Understanding arsenic behavior in carbonate aquifers: Implications for aquifer storage and recovery (ASR)

• Mobilization of geogenic arsenic under a range of redox conditions was investigated.
• Geochemical reactive transport modeling was coupled to leaching experiments.
• As behavior along flow path was controlled by a series of interconnected reactions.
• Oxidative dissolution of pyrite and simultaneous sorption of As onto neo-formed HFO.
• Reductive dissolution of HFO followed by secondary release of adsorbed As.

Geochemical reactive transport modeling was coupled to bench-scale leaching experiments to investigate and verify the mobilization of geogenic arsenic (As) under a range of redox conditions from an arsenic-rich pyrite bearing limestone aquifer.

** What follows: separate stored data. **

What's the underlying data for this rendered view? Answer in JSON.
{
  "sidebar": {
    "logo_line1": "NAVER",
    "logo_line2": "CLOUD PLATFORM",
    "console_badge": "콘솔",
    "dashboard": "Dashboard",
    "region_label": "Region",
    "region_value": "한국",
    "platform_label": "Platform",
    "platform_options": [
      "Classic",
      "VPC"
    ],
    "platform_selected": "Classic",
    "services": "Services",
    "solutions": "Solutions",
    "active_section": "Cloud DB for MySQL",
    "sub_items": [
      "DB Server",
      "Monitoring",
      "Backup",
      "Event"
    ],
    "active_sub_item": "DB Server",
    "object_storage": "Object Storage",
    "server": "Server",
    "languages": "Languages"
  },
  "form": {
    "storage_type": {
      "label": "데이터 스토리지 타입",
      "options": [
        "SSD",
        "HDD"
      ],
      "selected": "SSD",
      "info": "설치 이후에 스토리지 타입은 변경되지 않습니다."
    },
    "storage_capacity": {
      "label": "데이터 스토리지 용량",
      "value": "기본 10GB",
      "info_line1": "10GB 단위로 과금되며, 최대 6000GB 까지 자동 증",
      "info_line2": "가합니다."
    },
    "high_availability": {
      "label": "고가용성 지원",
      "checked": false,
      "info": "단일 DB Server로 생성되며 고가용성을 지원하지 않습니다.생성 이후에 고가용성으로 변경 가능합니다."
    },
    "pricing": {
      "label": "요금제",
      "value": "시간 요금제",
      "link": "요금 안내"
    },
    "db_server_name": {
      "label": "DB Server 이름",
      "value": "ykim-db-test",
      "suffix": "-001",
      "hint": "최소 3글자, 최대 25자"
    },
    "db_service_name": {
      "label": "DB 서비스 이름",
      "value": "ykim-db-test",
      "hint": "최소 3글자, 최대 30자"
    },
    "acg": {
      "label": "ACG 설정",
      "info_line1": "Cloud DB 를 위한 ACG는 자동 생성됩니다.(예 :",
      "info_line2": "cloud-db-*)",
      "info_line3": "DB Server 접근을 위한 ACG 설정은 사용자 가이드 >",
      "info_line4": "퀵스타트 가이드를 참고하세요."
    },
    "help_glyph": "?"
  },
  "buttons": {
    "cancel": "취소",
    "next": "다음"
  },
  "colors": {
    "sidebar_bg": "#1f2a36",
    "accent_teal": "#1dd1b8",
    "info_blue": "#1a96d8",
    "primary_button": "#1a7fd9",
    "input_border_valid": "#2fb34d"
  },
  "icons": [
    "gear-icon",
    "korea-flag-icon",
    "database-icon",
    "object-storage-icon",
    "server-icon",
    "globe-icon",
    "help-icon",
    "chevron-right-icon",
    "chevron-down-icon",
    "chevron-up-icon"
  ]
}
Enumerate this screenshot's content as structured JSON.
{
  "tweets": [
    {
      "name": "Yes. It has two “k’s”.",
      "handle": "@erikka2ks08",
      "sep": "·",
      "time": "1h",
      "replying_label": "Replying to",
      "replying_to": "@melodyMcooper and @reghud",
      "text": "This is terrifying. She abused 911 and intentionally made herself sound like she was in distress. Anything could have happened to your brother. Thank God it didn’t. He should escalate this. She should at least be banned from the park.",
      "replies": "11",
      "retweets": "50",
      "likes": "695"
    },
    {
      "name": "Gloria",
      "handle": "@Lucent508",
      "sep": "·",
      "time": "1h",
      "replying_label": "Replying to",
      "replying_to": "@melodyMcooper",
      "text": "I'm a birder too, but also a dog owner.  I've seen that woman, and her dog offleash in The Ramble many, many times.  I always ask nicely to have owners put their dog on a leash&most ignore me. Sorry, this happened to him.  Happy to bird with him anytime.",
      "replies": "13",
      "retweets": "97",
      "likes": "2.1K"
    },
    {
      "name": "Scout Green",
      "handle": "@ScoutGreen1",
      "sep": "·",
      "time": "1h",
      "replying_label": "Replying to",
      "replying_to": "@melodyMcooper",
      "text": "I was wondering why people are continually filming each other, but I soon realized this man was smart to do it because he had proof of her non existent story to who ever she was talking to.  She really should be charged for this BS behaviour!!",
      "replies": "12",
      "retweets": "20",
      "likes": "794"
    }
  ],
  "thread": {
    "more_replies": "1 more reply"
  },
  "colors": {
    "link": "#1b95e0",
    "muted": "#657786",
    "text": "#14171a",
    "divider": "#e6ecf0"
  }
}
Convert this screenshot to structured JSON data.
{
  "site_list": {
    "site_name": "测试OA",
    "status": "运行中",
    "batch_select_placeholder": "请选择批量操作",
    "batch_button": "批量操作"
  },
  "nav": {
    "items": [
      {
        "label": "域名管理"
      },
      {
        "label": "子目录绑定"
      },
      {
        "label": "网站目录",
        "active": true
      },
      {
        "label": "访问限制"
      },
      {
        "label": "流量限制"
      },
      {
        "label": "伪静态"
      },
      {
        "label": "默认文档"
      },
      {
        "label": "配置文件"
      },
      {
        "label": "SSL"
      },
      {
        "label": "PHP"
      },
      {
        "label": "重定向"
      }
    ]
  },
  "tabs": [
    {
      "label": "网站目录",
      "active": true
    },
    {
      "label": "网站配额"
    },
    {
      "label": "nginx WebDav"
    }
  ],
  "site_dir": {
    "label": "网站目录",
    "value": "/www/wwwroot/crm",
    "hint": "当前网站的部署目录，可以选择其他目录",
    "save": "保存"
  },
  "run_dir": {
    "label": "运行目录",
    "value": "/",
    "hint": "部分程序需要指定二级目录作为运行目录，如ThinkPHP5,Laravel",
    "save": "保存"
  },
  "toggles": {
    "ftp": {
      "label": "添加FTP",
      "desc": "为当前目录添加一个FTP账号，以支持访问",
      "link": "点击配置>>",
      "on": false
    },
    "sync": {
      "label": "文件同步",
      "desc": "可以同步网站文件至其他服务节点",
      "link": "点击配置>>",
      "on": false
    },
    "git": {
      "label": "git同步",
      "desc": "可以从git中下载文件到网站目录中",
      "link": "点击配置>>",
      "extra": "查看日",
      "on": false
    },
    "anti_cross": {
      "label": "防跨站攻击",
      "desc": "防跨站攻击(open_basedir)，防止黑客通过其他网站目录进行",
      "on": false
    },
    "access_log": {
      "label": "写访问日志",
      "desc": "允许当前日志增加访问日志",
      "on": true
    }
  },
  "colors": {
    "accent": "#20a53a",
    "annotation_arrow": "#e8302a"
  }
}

Modeling and experimental observations showed similar results and confirmed the following: (1) native groundwater and aquifer matrix, including pyrite, were in chemical equilibrium, thus preventing the release of As due to pyrite dissolution under ambient conditions; (2) mixing of oxygen- and nitrate-rich surface water with oxygen-depleted native groundwater changed the redox conditions and promoted the dissolution of pyrite, and (3) the behavior of As along a flow path was controlled by a complex series of interconnected reactions. This included the oxidative dissolution of pyrite and simultaneous sorption of As onto neo-formed hydrous ferric oxides (HFO), followed by the reductive dissolution of HFO and secondary release of adsorbed As under reducing conditions. Arsenic contamination of drinking water in these systems is thus controlled by the re-equilibration of the system to more reducing conditions rather than a purely oxidative process.